Schutte lembra ainda o licenciamento de Belo Monte e a aprovação da MP 688/2015, que permite novos leilões de usinas hidrelétricas, além do acordo (em agosto) entre a Petrobras e a empresa Sete Brasil (que fornece sondas para se chegar ao petróleo na camada do pré-sal) como notícias muito positivas no cenário econômico.

Mas, com o episódio Delcídio, todo esse cenário voltou a ficar atrás de nuvens escuras. “É uma bomba que vai ter um impacto enorme, paralisou tudo. Envolveu um banco, o Pactual, que está vendendo ativos, tentando sobreviver, com grande queda das ações, e, para piorar, ninguém sabe o que Delcídio e (Nestor) Cerveró vão falar.”  Para ele, o fato de o banco Pactual ter caído na malha da Operação Lava Jato, com a prisão do banqueiro André Esteves, torna a crise ainda mais grave. “O banco tinha negociações com o governo, fez várias operações de interesse do governo. Agora só falta dizerem que Esteves é amigo do Lula.”

Para Schutte, se não fosse essa nova conjuntura política explosiva, a alteração da meta de superávit, objeto de batalha no Congresso, por exemplo, “iria passar com certa facilidade”. “Fora isso, a reprovação da Dilma tendia a cair, assim como o número de pessoas que realmente querem o impeachment.”

Para Thomas Heye, professor do Instituto de Estudos Estratégicos da Universidade Federal Fluminense, “a crise econômica está sendo alimentada pela crise politica”. Em sua avaliação, há ainda um problema adicional. “Como se resolve uma crise política? Com política. O problema é que a tarefa fica a cargo da presidente Dilma, que detém muito poder no nosso sistema político, mas a mandatária não tem tido muito sucesso nesse sentido.”

As crises, lembra, são alimentadas por fatos novos, e o caso Delcídio é um “que não tem como ignorar, é combustível na crise”. “Se não acontece nada, a crise começa a se diluir no cotidiano, mas quando há um fato novo como esse a coisa reacende numa velocidade absurda. Se há um desastre ambiental ou qualquer outro fenômeno, o leitor põe na conta da Dilma. Tudo de ruim que acontece a culpa é dela.”

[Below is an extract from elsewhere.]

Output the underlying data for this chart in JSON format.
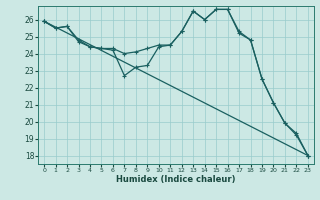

Heye diz que, diante desse cenário, não está otimista. “Há duas alternativas no horizonte. Uma é Dilma sair agora, mas isso, politicamente, é muito traumático. A outra alternativa é esperar as próximas eleições, e aí sabe-se lá como estará o país daqui a três anos.”

Na opinião de Thomas Heye, os efeitos da atual crise podem se prolongar até a próxima década, e o governo tem responsabilidade sobre isso. “Expandir a base econômica através do consumo não foi uma das ideias mais inteligentes. Existe um fenômeno social que nos acostumamos a ver no Brasil: na periferia das grandes cidades, o cara está morando num barraco, mas tem televisão, freezer, celular, só que não tem serviço público, não tem educação, segurança e transporte. Tem um celular de última geração, mas se precisar de assistência médica, não tem.”